The first recorded outbreak of shellfish-associated viral disease resulted from storing clean oysters in a fecally contaminated harbor while awaiting sale [98],[99]. Over 600 cases of Hepatitis A resulted. More recently, outbreaks of viral gastroenteritis and Hepatitis A have been associated with eating usually uncooked shellfish. A clam-associated outbreak of Hepatitis A in Shanghai may have been the largest recorded outbreak of foodborne disease in history, with 292,301 cases [98]. Sporadic viral illnesses associated with shellfish have also been demonstrated [99]; it is difficult to avoid bias entirely in such studies because, at least in coastal states, a diagnosis of Hepatitis A regularly leads to asking the patient about shellfish consumption, to the exclusion of other foods. Shellfish-growing waters are typically monitored for fecal contamination by testing for bacteria of the fecal coliform group or for Escherichia coli. The presence of these bacteria, however, has been shown to be a poor predictor of the presence of human enteric viruses [100]. Unfortunately, no more accurate index of the presence of viruses in shellfish or their growing waters has yet been identified. Because it has no other way to guarantee the safety of raw cockles, the U.K. government allows their sale only if cooked by an approved method.

In 2003, a series of Hepatitis A outbreaks resulted in 1,000 cases of illness across multiple states and 3 deaths. The outbreaks were linked to green onions imported from four farms in Mexico where hepatitis A is endemic and the FDA subsequently banned imports from these farms [101].

The multinational Hepatitis A outbreaks occurring in Europe in 2013 and 2014 with over 1,400 cases linked to fresh and frozen strawberries and berry mix evidenced the usefulness of virus sequencing to link sporadic cases reported in different EU countries in outbreaks [102],[103]. However, due to different sequencing practices and protocols in EU, the interpretation of the sequencing results was often challenging and untimely. Molecular data based on WGS are increasingly replacing the numerous different methodologies currently in use in human and veterinary reference laboratories for outbreak investigation and attribution modeling. These methods have the potential for early identification of foodborne organisms with epidemic character and the resulting data is beginning to be integrated into risk assessment studies. The epidemic potential of a virus genotype or even a subtype, may vary considerably, and is a function of its inherent genetic characteristics and their capacity to mutate, survive and spread through the food chain.

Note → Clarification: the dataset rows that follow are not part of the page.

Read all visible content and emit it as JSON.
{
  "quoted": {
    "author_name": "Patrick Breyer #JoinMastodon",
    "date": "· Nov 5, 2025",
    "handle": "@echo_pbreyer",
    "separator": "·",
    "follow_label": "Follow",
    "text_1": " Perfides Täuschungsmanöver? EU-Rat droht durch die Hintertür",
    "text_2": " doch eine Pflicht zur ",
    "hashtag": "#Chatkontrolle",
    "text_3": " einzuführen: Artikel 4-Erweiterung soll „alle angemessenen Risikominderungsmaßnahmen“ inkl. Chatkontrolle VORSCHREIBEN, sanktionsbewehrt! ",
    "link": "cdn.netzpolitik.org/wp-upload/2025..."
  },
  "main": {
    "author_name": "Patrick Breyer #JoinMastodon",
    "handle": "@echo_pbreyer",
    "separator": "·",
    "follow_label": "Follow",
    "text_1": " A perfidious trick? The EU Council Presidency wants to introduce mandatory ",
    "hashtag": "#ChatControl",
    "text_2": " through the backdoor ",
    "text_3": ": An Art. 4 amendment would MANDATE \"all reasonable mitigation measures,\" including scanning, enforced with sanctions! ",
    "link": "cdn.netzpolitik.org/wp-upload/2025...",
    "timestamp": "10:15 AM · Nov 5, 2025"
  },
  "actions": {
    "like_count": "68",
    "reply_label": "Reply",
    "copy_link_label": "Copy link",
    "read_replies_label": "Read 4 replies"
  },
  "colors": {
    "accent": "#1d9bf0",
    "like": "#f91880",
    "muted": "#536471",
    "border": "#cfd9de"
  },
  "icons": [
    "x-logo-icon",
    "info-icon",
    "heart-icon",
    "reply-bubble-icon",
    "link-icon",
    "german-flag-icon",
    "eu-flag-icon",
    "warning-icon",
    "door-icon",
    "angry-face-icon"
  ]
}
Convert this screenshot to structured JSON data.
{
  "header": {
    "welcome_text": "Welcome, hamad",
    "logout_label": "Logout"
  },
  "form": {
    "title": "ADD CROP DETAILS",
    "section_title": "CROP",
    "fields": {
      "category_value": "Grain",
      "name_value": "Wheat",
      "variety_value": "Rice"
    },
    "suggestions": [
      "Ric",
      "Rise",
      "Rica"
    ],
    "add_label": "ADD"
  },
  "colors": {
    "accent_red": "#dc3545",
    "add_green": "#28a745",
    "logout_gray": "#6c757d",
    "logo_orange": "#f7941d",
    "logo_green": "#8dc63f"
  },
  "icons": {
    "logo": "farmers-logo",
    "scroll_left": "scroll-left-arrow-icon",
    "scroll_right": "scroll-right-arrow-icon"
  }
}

The numbers of reported foodborne illnesses are fewer than actually occur because the CDC's passive data collection system records only illnesses occurring as outbreaks, rather than those occurring sporadically. Hepatitis A, which is notoriously under reported in the US [104], is the only foodborne viral disease in which official reporting is mandatory for all diagnosed cases. Thus, records of the incidence of the other viral diseases are certain to be less accurate.

3.2. Noroviruses

Norovirus cause the majority of acute viral gastroenteritis cases worldwide, including an estimated 5.4 million episodes of foodborne illnesses in the US annually [13]. In addition, according to the WHO, Norovirus is nowadays the leading cause of acute gastroenteritis among children less than 5 years of age who seek medical care [105].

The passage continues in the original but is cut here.